Swaps is an agreement to exchange cash flows. So say I (Bank A) have surplus USDs and I need INR. However, Bank B is in the exact opposite situation. So Bank A can swap cash flows with bank B. 

I will give out the surplus USDs in exchange for INR and Bank B will do the vice versa with an agreement to swap out the cash flow at the end of the term.

USDINR spot 76.00

USD Rate 0.50%

INR Rate 4.00%

Tenor 1 year

The transaction can also be thought of in terms of buying and selling of money market instrument. So say I buy USD security, I will give out USD to you and receive interest on USD. I sell INR security and receive INR funds and pay out the interest to you. 

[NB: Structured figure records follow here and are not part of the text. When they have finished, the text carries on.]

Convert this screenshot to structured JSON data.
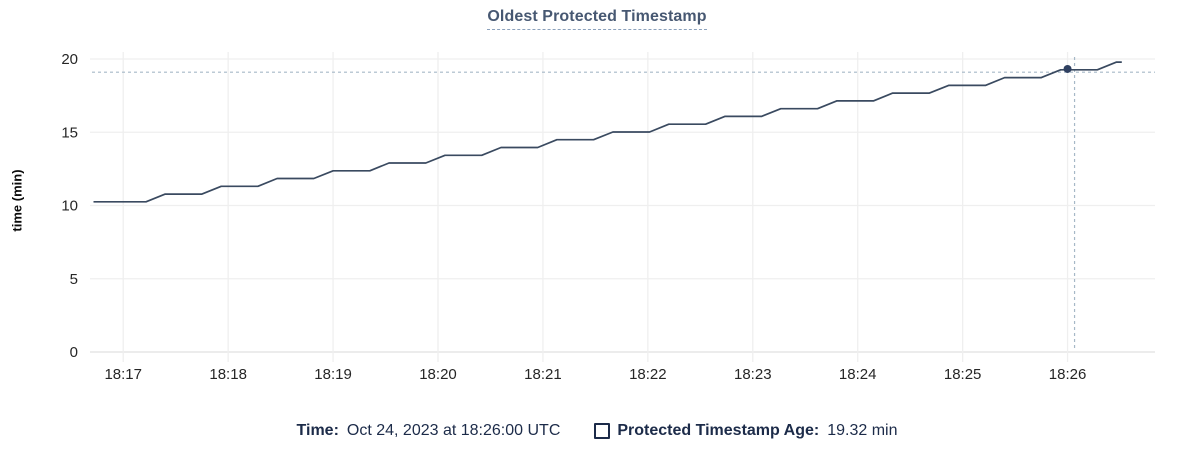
{
  "chart_data": {
    "type": "line",
    "title": "Oldest Protected Timestamp",
    "xlabel": "",
    "ylabel": "time (min)",
    "ylim": [
      0,
      20
    ],
    "y_ticks": [
      0,
      5,
      10,
      15,
      20
    ],
    "x_ticks": [
      "18:17",
      "18:18",
      "18:19",
      "18:20",
      "18:21",
      "18:22",
      "18:23",
      "18:24",
      "18:25",
      "18:26"
    ],
    "x_domain": [
      "18:16:41",
      "18:26:50"
    ],
    "grid": true,
    "legend_position": "bottom",
    "colors": {
      "line": "#3a4a60",
      "dot": "#2f4061",
      "crosshair": "#a6b8c7",
      "gridline": "#efefef",
      "axis_line": "#ececec",
      "tick_text": "#262626",
      "title": "#475872",
      "legend_text": "#1c2b49"
    },
    "series": [
      {
        "name": "Protected Timestamp Age",
        "unit": "min",
        "color": "#3a4a60",
        "points": [
          [
            "18:16:43",
            10.25
          ],
          [
            "18:17:13",
            10.25
          ],
          [
            "18:17:24",
            10.78
          ],
          [
            "18:17:45",
            10.78
          ],
          [
            "18:17:56",
            11.31
          ],
          [
            "18:18:17",
            11.31
          ],
          [
            "18:18:28",
            11.84
          ],
          [
            "18:18:49",
            11.84
          ],
          [
            "18:19:00",
            12.37
          ],
          [
            "18:19:21",
            12.37
          ],
          [
            "18:19:32",
            12.9
          ],
          [
            "18:19:53",
            12.9
          ],
          [
            "18:20:04",
            13.43
          ],
          [
            "18:20:25",
            13.43
          ],
          [
            "18:20:36",
            13.96
          ],
          [
            "18:20:57",
            13.96
          ],
          [
            "18:21:08",
            14.49
          ],
          [
            "18:21:29",
            14.49
          ],
          [
            "18:21:40",
            15.02
          ],
          [
            "18:22:01",
            15.02
          ],
          [
            "18:22:12",
            15.55
          ],
          [
            "18:22:33",
            15.55
          ],
          [
            "18:22:44",
            16.08
          ],
          [
            "18:23:05",
            16.08
          ],
          [
            "18:23:16",
            16.61
          ],
          [
            "18:23:37",
            16.61
          ],
          [
            "18:23:48",
            17.14
          ],
          [
            "18:24:09",
            17.14
          ],
          [
            "18:24:20",
            17.67
          ],
          [
            "18:24:41",
            17.67
          ],
          [
            "18:24:52",
            18.2
          ],
          [
            "18:25:13",
            18.2
          ],
          [
            "18:25:24",
            18.73
          ],
          [
            "18:25:45",
            18.73
          ],
          [
            "18:25:56",
            19.26
          ],
          [
            "18:26:17",
            19.26
          ],
          [
            "18:26:28",
            19.79
          ],
          [
            "18:26:31",
            19.79
          ]
        ]
      }
    ],
    "hover": {
      "time": "18:26:00",
      "value": 19.32,
      "crosshair_time": "18:26:04",
      "crosshair_value": 19.1
    }
  },
  "legend": {
    "time_label": "Time:",
    "time_value": "Oct 24, 2023 at 18:26:00 UTC",
    "series_label": "Protected Timestamp Age:",
    "series_value": "19.32 min"
  }
}
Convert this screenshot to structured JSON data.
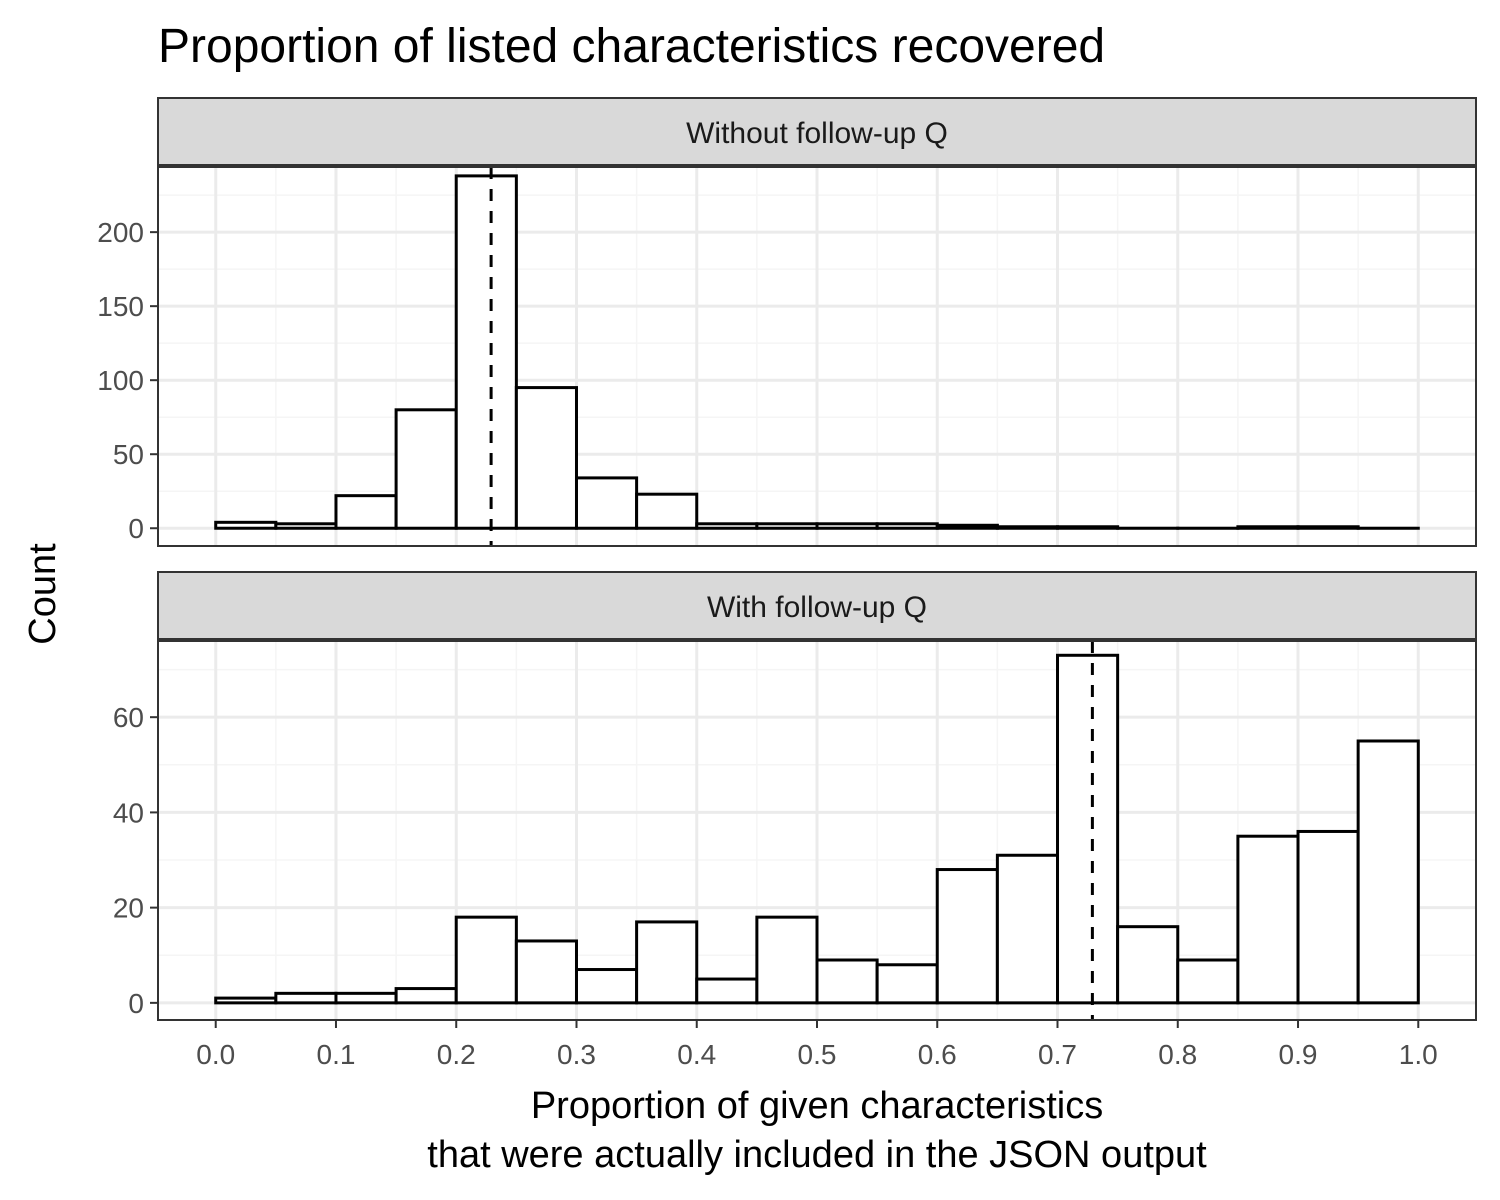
{
  "chart_data": {
    "type": "bar",
    "subtype": "faceted-histogram",
    "title": "Proportion of listed characteristics recovered",
    "xlabel_lines": [
      "Proportion of given characteristics",
      "that were actually included in the JSON output"
    ],
    "ylabel": "Count",
    "bin_width": 0.05,
    "x_bin_starts": [
      0.0,
      0.05,
      0.1,
      0.15,
      0.2,
      0.25,
      0.3,
      0.35,
      0.4,
      0.45,
      0.5,
      0.55,
      0.6,
      0.65,
      0.7,
      0.75,
      0.8,
      0.85,
      0.9,
      0.95
    ],
    "xlim": [
      -0.048,
      1.048
    ],
    "x_ticks": [
      0.0,
      0.1,
      0.2,
      0.3,
      0.4,
      0.5,
      0.6,
      0.7,
      0.8,
      0.9,
      1.0
    ],
    "x_tick_labels": [
      "0.0",
      "0.1",
      "0.2",
      "0.3",
      "0.4",
      "0.5",
      "0.6",
      "0.7",
      "0.8",
      "0.9",
      "1.0"
    ],
    "grid": true,
    "legend": "none",
    "panels": [
      {
        "strip_label": "Without follow-up Q",
        "values": [
          4,
          3,
          22,
          80,
          238,
          95,
          34,
          23,
          3,
          3,
          3,
          3,
          2,
          1,
          1,
          0,
          0,
          1,
          1,
          0
        ],
        "mean_line_x": 0.229,
        "ylim": [
          -12,
          244
        ],
        "y_ticks": [
          0,
          50,
          100,
          150,
          200
        ],
        "y_tick_labels": [
          "0",
          "50",
          "100",
          "150",
          "200"
        ]
      },
      {
        "strip_label": "With follow-up Q",
        "values": [
          1,
          2,
          2,
          3,
          18,
          13,
          7,
          17,
          5,
          18,
          9,
          8,
          28,
          31,
          73,
          16,
          9,
          35,
          36,
          55
        ],
        "mean_line_x": 0.729,
        "ylim": [
          -3.6,
          76
        ],
        "y_ticks": [
          0,
          20,
          40,
          60
        ],
        "y_tick_labels": [
          "0",
          "20",
          "40",
          "60"
        ]
      }
    ],
    "colors": {
      "bar_fill": "#ffffff",
      "bar_stroke": "#000000",
      "strip_fill": "#d9d9d9",
      "panel_border": "#333333",
      "grid_major": "#ebebeb",
      "grid_minor": "#f5f5f5",
      "mean_line": "#000000"
    }
  }
}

Basically, interest rate parity is a fundamental concept linking the exchange rate to the interest rate. It defines a no arbitrage condition, wherein my hedged returns are same whether I invest in a USD security and convert it to INR or invest in an INR security and convert it to USDs.

For example, I buy USD 1 mio of US treasuries that are yielding 0.50%. At the end of the period, maturity amount is 1,005,000. I enter into an agreement to sell USD forward and get INR. So I receive 79.04 crs. Alternately, if I invest 7.6 crs in INR security, maturity amount is 79.04 crs. I enter into an agreement to buy USD forward, the USD notional will be equal to 1,005,000. 

USDINR forward rate = USDINR spot * (1+inr rate(*price currency))/(1+usd rate(*base currency))

78.6467 = 76.00 * (1+4%)/(1+0.50%)

Swap points = 78.6467 - 76.00 = 2.6467

Generally, the thumb rule is currency with a lower interest trades at a premium. 

Now I have generally seen people get confused if the fx swap rates should be positive or negative.




If you can have in mind the interest rate and visualize the equation , it should do the trick.

Now current interest rate is not the only driver of forward rates. Interest rate expectations, demand supply of currencies will also have an important bearing. On that in the later post.